4. The microblog topic detection method based on message passing and graph prior distribution as claimed in claim 1, wherein the step (3) specifically comprises:

according to the microblog topic detection method, a graph prior distribution is constructed to replace a standard Gaussian distribution; the graph prior distribution comprises user interaction relations, so that topic vectors of all users obey corresponding interaction relations among the users in the social network; the graph prior distribution is shown in the following formula:

wherein z is_iAnd z_jIs user v_i,v_jVector of potential topics of, p_s(z_i) Is a monomodal edge distribution, where a standard gaussian distribution is used;

is a two-state edge distribution, which adopts the following form:

wherein the variation distribution q (z)_i,z_j|h_i,h_j) The following form is adopted:

wherein, mu_i，μ_jAnd

is the mean and variance of the variational distribution; c.

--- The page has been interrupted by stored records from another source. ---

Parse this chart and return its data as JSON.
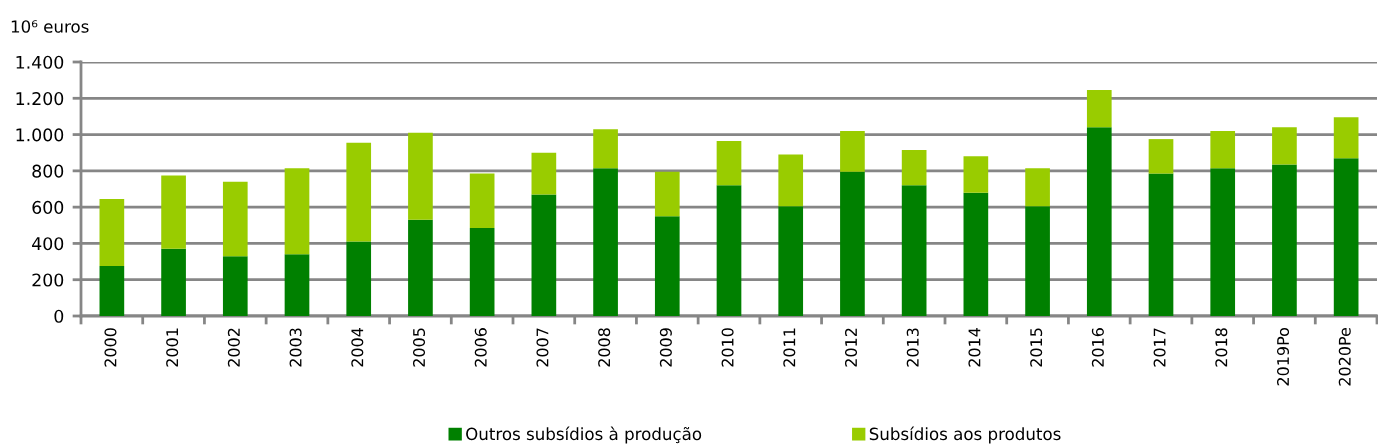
{
  "chart_data": {
    "type": "bar",
    "stacked": true,
    "ylabel": "10⁶ euros",
    "categories": [
      "2000",
      "2001",
      "2002",
      "2003",
      "2004",
      "2005",
      "2006",
      "2007",
      "2008",
      "2009",
      "2010",
      "2011",
      "2012",
      "2013",
      "2014",
      "2015",
      "2016",
      "2017",
      "2018",
      "2019Po",
      "2020Pe"
    ],
    "series": [
      {
        "name": "Outros subsídios à produção",
        "color": "#008000",
        "values": [
          275,
          370,
          330,
          340,
          410,
          530,
          485,
          670,
          815,
          550,
          720,
          605,
          795,
          720,
          680,
          605,
          1040,
          785,
          815,
          835,
          870
        ]
      },
      {
        "name": "Subsídios aos produtos",
        "color": "#99cc00",
        "values": [
          370,
          405,
          410,
          475,
          545,
          480,
          300,
          230,
          215,
          245,
          245,
          285,
          225,
          195,
          200,
          210,
          205,
          190,
          205,
          205,
          225
        ]
      }
    ],
    "ylim": [
      0,
      1400
    ],
    "yticks": [
      0,
      200,
      400,
      600,
      800,
      {
        "value": 1000,
        "label": "1.000"
      },
      {
        "value": 1200,
        "label": "1.200"
      },
      {
        "value": 1400,
        "label": "1.400"
      }
    ],
    "grid": "y",
    "legend": "bottom"
  }
}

C_ijIs x_iAnd z_jThe correlation coefficient of (a); the final loss function is formulated as follows:

2) Correlation coding of networks with pairs of user nodes [ h ]_i,h_j]As input, calculating the correlation coefficient c of the potential topic vectors of the two users_ij(ii) a 3) Generating a network, as with a variational autocoder using a standard Gaussian distribution as the prior distribution, with a latent variable z_iReconstructing the original user node embedding representation for input yields h'_i。